"Disease spillover is a multifaceted process that requires an interdisciplinary research strategy. EcoHealth Alliance is uniquely poised to carry out this research given the breadth of expertise at the organization, from computational workflow to disease modeling to on-the-ground surveillance of human and animal health. I am excited to bring my background at the intersection of disease and statistical ecology to further our understanding of disease spillover to improve the well-being of humans and wildlife."
Morgan joined EcoHealth Alliance in 2022 to work on understanding the circulation, shedding, and spillover of bat-borne viruses in South Africa. This work combines viral surveillance, seasonal disease dynamics, bat ecology, and human behavior. Morgan brings a background in disease and statistical ecology to the interdisciplinary project team and the broader group at EHA. Beyond this work, Morgan in broadly interested in uncovering how pathogens spread through heterogeneous host communities and understanding how changes in host communities due to anthropogenetic change can alter these pathways.
In his previous work as a PhD student and postdoctoral scholar, Morgan worked on a variety of problems in disease ecology across systems using a range of methodological and statistical tools. During his PhD Morgan studied how bird community composition impacted West Nile virus transmission and how rabbits coinfected with intestinal macroparasites impacted the evolution of virulence in the myxoma virus. During his postdoctoral work at Stanford University, he worked with Peruvian community members to understand the impact of land-use change on Dengue transmission and Australian scientists to understand the role humans play in the transmission of Ross River virus in heterogeneous host communities. When SARS-CoV-2 emerged, he worked on some of the early forecasting models and estimated how alternative non-pharmaceutical interventions would impact disease spread. In his most recent post-doctoral work with Pennsylvania State University and USGS, Morgan studied the impact of chytrid infection on individual survival across amphibian species in the US.

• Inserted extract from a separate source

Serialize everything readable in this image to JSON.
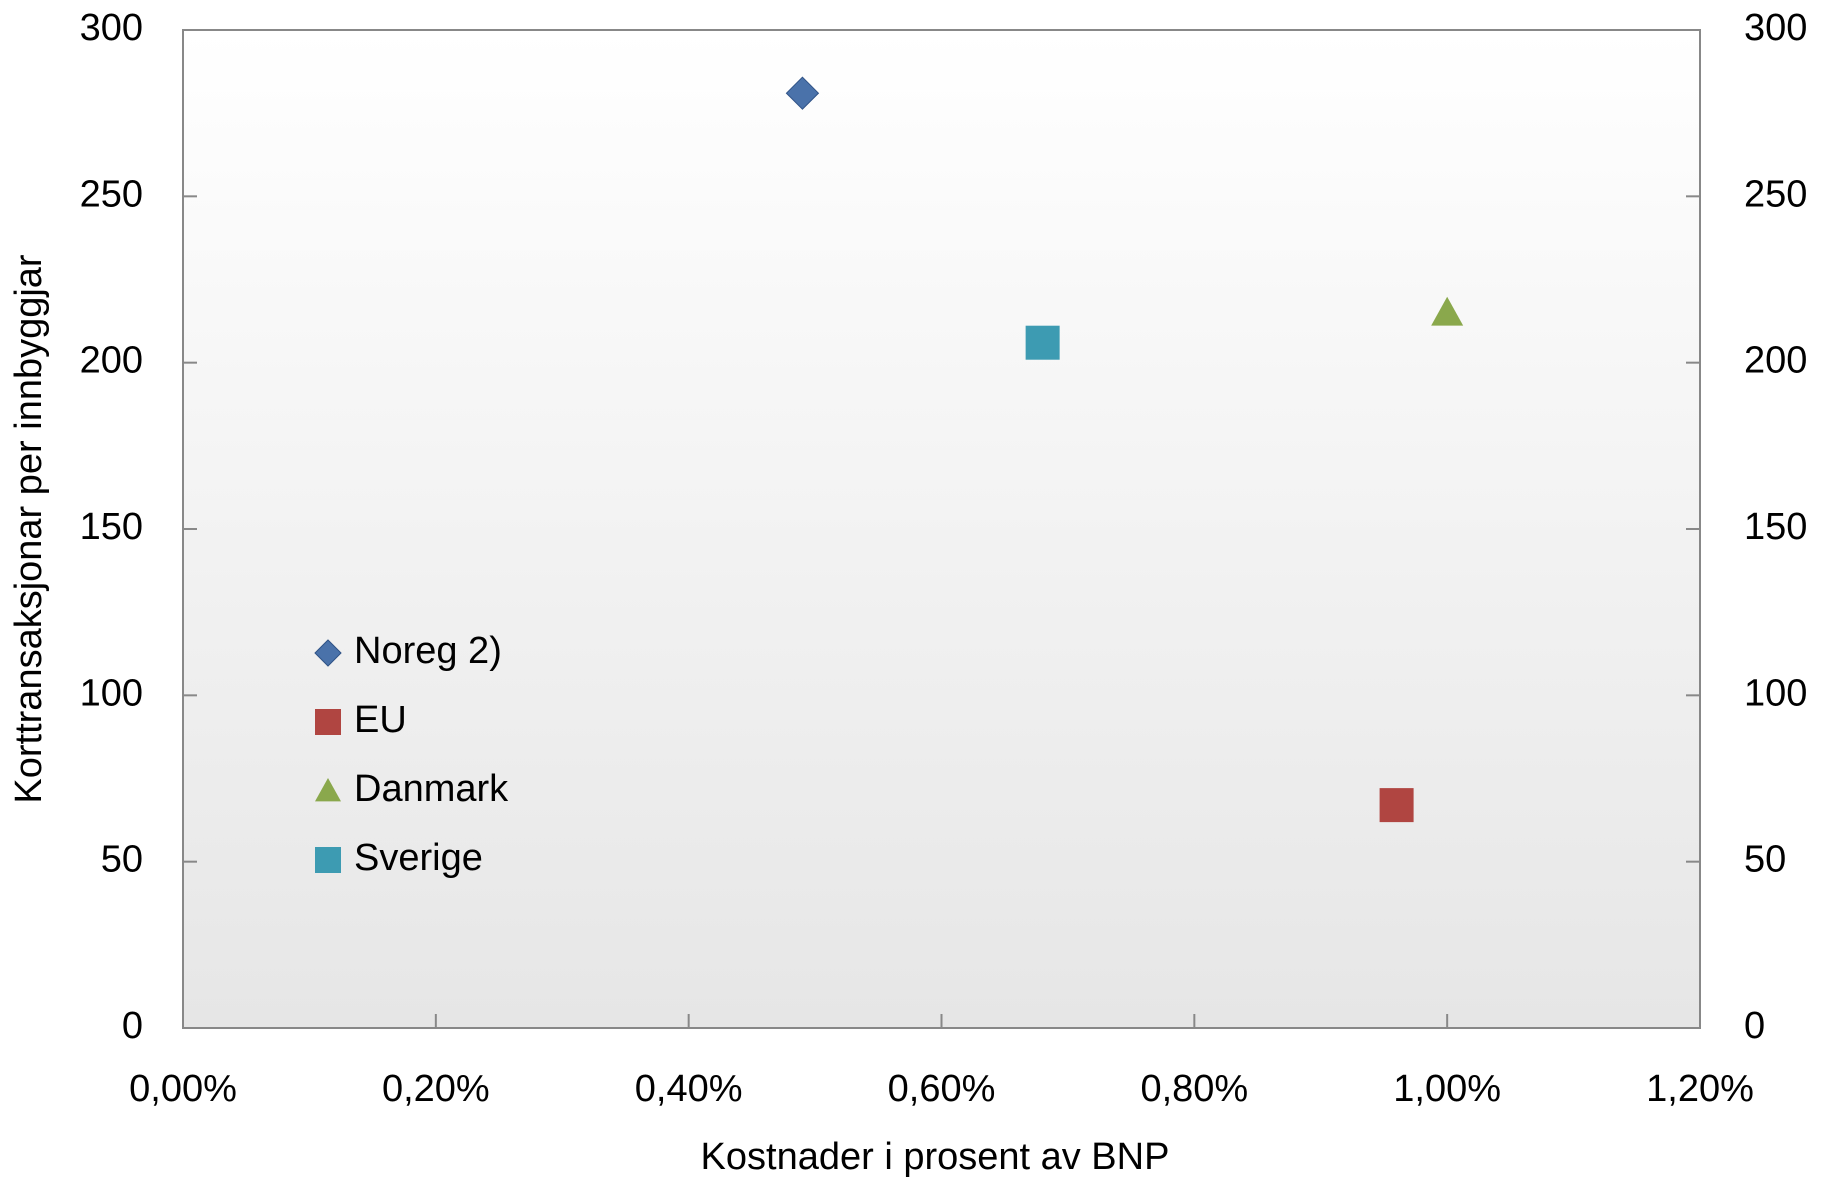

Beyond his research in disease ecology, Morgan’s work seeks to improve the communication of statistical results, help researchers power their studies, and provide strong examples of transparency and accessibility in statistical and mathematical modeling.
He earned a BS in Ecology and Evolution from the University of Pittsburgh, MS in Biology (statistical ecology) from East Carolina University, and a PhD in Biology (disease ecology) from McMaster University.